Chapter 9

Happy Reading

...__________________...

...Hello semoga kalian dalam keadaan sehat yaa…...

...Hati-hati banyak typo…....

...___________________________________...

‘Apa lagi yang dia inginkan?’ pikir Alya dalam hati.

Saat masih diliputi kebingungan, tiba-tiba Nakula menghentikan mobilnya di tempat yang sepi.

Alya menegang. “Kenapa berhenti di sini?” tanyanya dengan nada waspada.

Nakula meliriknya sekilas sebelum menjawab santai, “Untuk menjawab pertanyaanmu tadi. Kita baru sampai besok pagi, jadi lebih baik kita istirahat di sini.”

Alya menatapnya dengan curiga. “Aku nggak bisa tidur di tempat seperti ini.”

Nakula tersenyum tipis, matanya memancarkan kilatan menggoda. “Ada aku di sini. Kamu pasti bisa tidur. Kalau tidak, mungkin aku yang akan menidurkan mu.”

Alya terdiam, jantungnya berdebar lebih kencang.

‘Gimana aku bisa tidur kalau dia ngomong kayak gitu?!’ batinnya gelisah.

Ia menarik napas dalam, berusaha menenangkan diri. “Jangan lakukan hal yang akan membuatku membencimu,” ucapnya tegas, memberi peringatan sebelum akhirnya memejamkan mata, berpura-pura tidur.

Nakula tersenyum kecil. ‘Aku tidak akan melakukannya, sayang… selama kamu tidak melanggar perintahku.’ pikirnya sambil menatap Alya yang mulai terlelap.

“Good night, darling,” bisiknya lembut, mengecup kening Alya sebelum akhirnya ikut memejamkan mata.

Keesokan Paginya

Sinar mentari perlahan menyelinap masuk melalui kaca mobil, membangunkan dua insan yang masih terlelap.

“Hoam… sudah pagi, ya?” gumam Alya, matanya masih setengah terbuka.

“Morning, darling.”

Suara Nakula yang serak khas orang baru bangun tidur membuat Alya menoleh.

Ia terdiam. Matanya terpaku pada Nakula yang meskipun rambutnya acak-acakan dan bajunya sedikit berantakan, tetap terlihat menawan.

Tidak ada yang bisa mengurangi ketampanannya.

‘Hei, Alya! Sadar! Jangan terbuai!’ batinnya memperingatkan diri sendiri.

Alya menggelengkan kepala pelan, mengusir pikirannya. “Morning too.”

Nakula terkekeh kecil sebelum menyalakan mobil. “Mau cari makan dulu atau langsung pulang, sayang?” tanyanya santai.

Tak ada jawaban. Saat ia menoleh, Alya sudah kembali memejamkan mata.

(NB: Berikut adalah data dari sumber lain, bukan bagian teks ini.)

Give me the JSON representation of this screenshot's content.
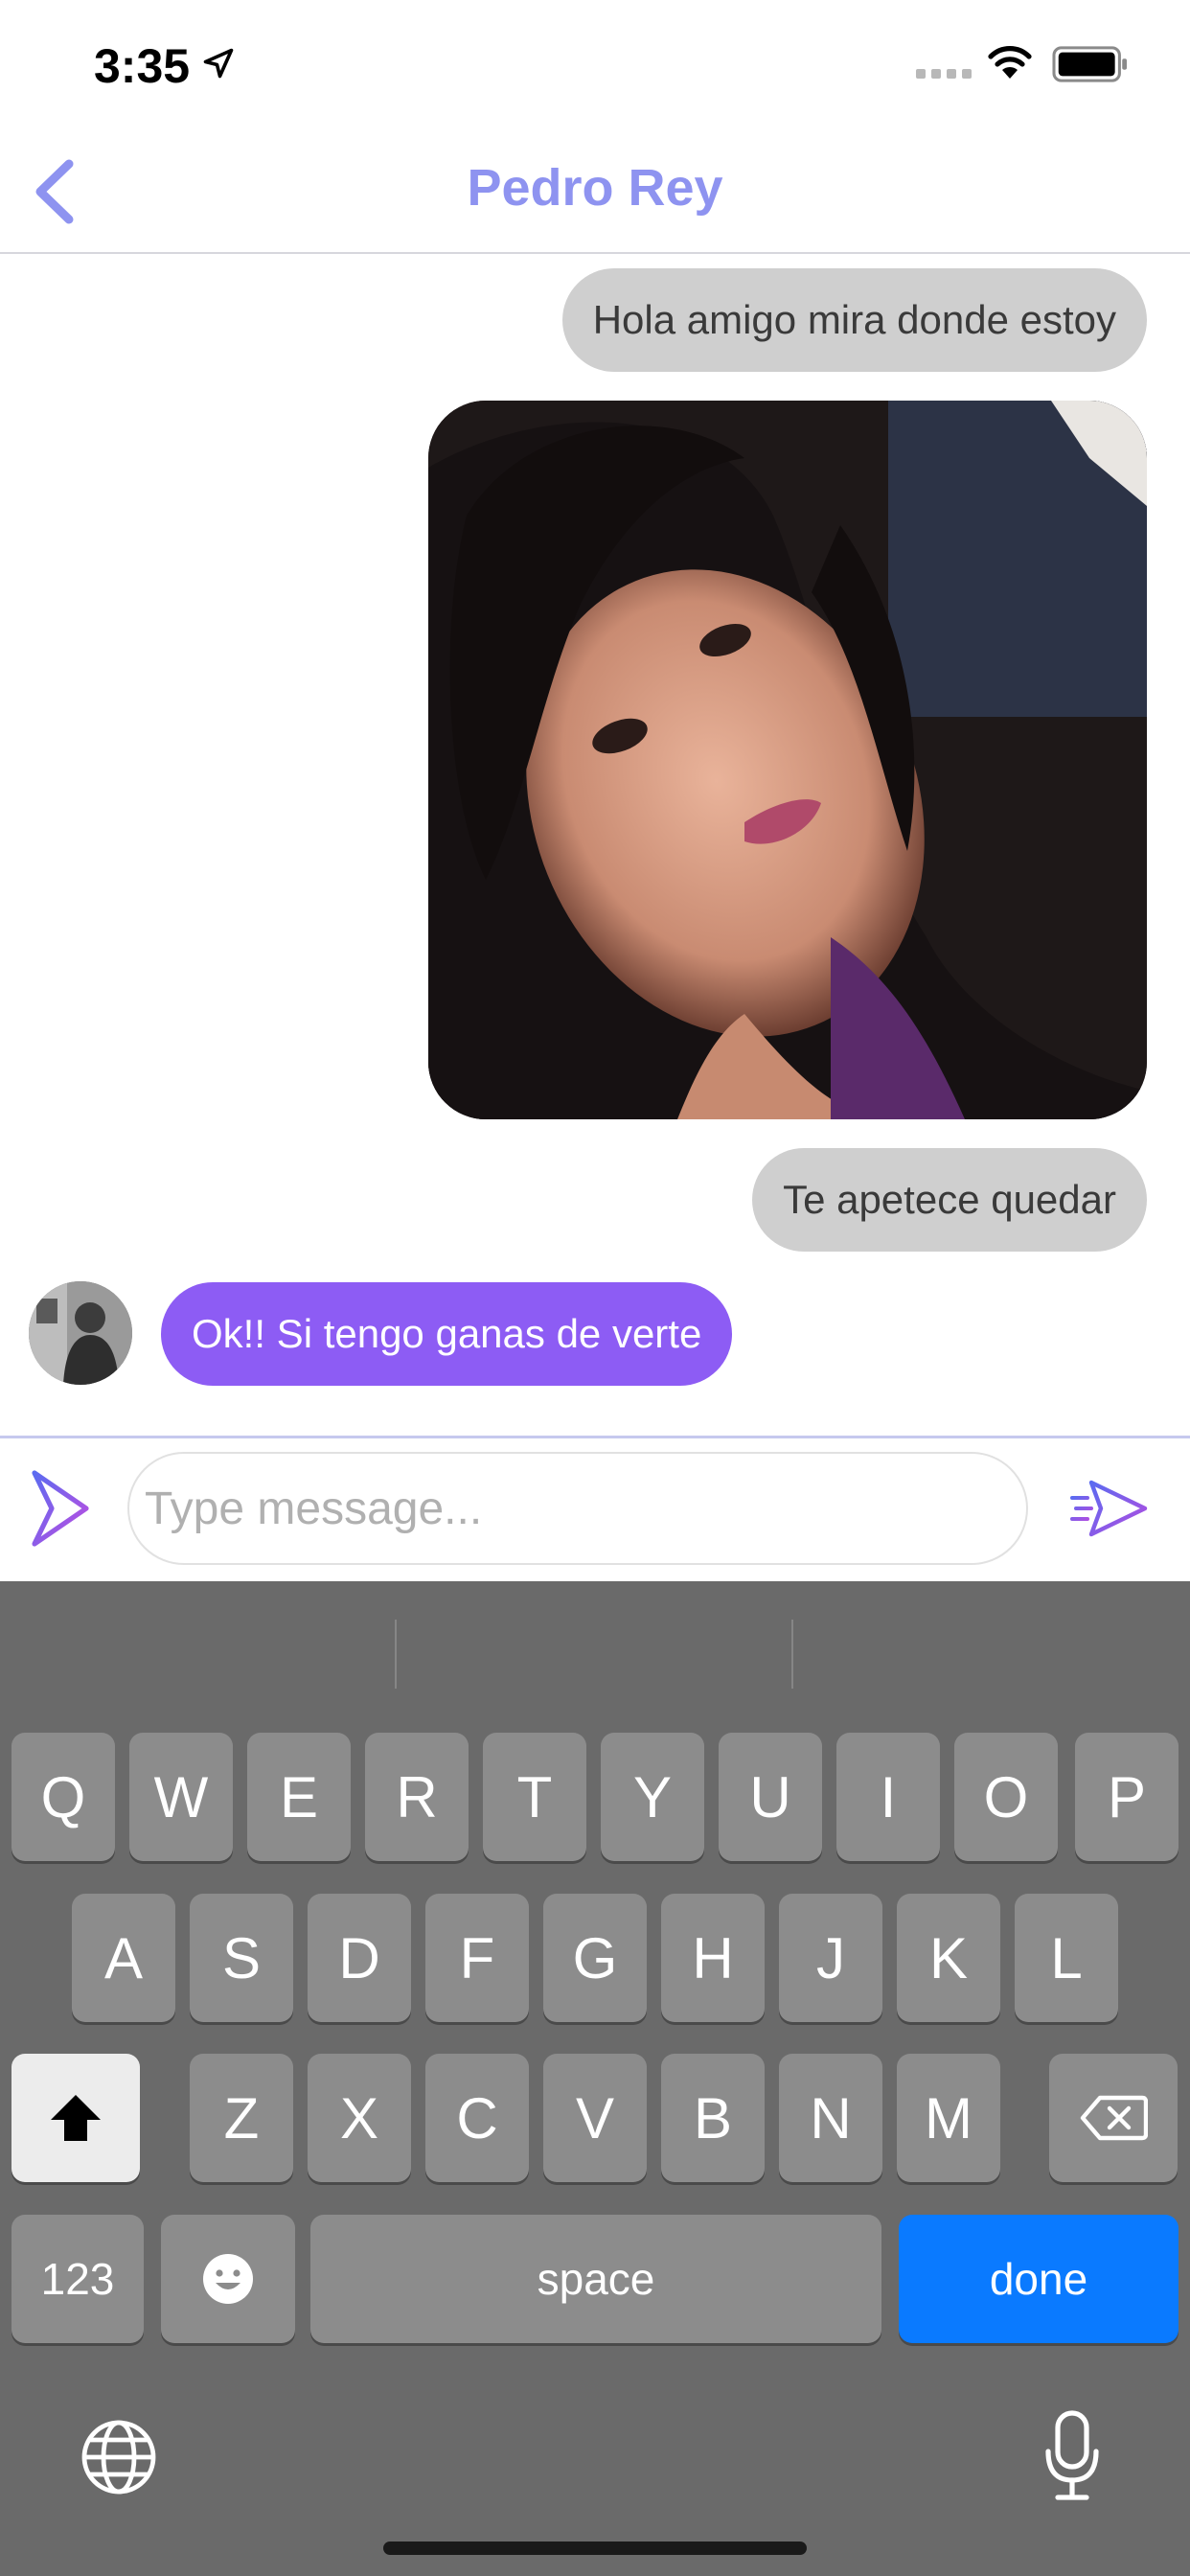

Nakula tersenyum kecil. “Ah, tidur lagi rupanya.” gumamnya.

Setelah berkendara selama setengah jam, mereka akhirnya tiba di rumah.

Nakula menepuk pelan pipi Alya, membangunkannya dengan lembut. “Sayang, kita sudah sampai.”

Alya membuka matanya perlahan. “Hah? Udah sampai?” tanyanya masih mengantuk.

“Iya, ayo turun.”

Melihat Alya yang masih setengah sadar, Nakula membantunya berjalan ke dalam rumah.

Dari dalam rumah, Sasa yang sedang duduk santai langsung menoleh ketika mendengar suara mobil berhenti. Dengan tergesa-gesa, ia keluar untuk melihat.

Begitu melihat Alya berjalan dengan bantuan Nakula, Sasa langsung menjerit.

“LYA!!”

Alya tersentak kaget. “Apa sih, Sa! Masih pagi udah teriak-teriak aja!” protesnya.

Sasa berkacak pinggang. “Harusnya gue yang ngomel ke lo, bukan sebaliknya!”

Alya mendengus. “Daripada lo ngomel nggak jelas, mending lo ganti baju sana.”

Sasa mengernyit. “Ganti baju? Maksud lo?”

“Pakai seragam sekolah,” jawab Alya santai sebelum masuk ke dalam rumah.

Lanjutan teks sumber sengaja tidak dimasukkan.